Miami-Dade Mayor Daniella Levine Cava said that rescue efforts would continue Sunday as soon as the demolition site was deemed safe and clear. Authorities estimate that could take anywhere from 15 minutes to an hour.
"We will begin search and rescue on any sections that are safe to access as soon as we are cleared," Levine Cava said during a Saturday evening press briefing.
Over 350 first responders have tirelessly searched for survivors after the 12-story oceanfront condo came crashing down on June 24. So far, at least two dozen people have been confirmed dead from the incident while 121 residents still remain unaccounted for.
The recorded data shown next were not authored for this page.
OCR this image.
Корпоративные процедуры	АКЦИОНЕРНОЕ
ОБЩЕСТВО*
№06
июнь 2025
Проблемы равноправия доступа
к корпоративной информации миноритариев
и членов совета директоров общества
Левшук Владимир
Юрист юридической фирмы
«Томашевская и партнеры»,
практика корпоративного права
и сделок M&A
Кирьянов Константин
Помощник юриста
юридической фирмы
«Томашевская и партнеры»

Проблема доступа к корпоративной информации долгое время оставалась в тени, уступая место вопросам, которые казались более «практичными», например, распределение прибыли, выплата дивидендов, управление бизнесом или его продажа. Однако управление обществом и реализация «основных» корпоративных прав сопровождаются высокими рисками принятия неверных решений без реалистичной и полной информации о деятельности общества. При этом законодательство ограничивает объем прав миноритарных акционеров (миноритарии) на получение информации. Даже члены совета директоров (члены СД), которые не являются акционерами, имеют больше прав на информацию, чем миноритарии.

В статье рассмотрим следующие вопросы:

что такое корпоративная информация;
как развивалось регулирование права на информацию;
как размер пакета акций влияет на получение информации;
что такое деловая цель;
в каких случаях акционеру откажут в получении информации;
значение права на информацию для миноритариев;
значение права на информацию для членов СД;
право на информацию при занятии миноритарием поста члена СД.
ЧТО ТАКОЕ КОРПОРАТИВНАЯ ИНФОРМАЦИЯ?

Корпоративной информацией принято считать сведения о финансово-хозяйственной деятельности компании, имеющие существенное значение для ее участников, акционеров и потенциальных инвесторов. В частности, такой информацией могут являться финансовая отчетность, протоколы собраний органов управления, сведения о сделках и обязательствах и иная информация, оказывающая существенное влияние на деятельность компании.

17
The dramatic rescue efforts have been complicated throughout the week by inclement weather, spontaneous fires and unstable conditions across the site. First responders have sifted through piles of concrete, steel and rubble in intense heat and rain as family members and friends of residents anxiously await the news for remaining survivors.
Most of the 188 people who have been accounted for and escaped the building alive grappled with the idea that they would never return to their former homes to retrieve their belongings as the remaining part of the building was destroyed.
"They are going to basically have to start all over again," Michael Capponi, the president of nonprofit Global Empowerment Mission, told the Associated Press. "Some of them don't have insurance, and they've lost everything they worked all their lives for."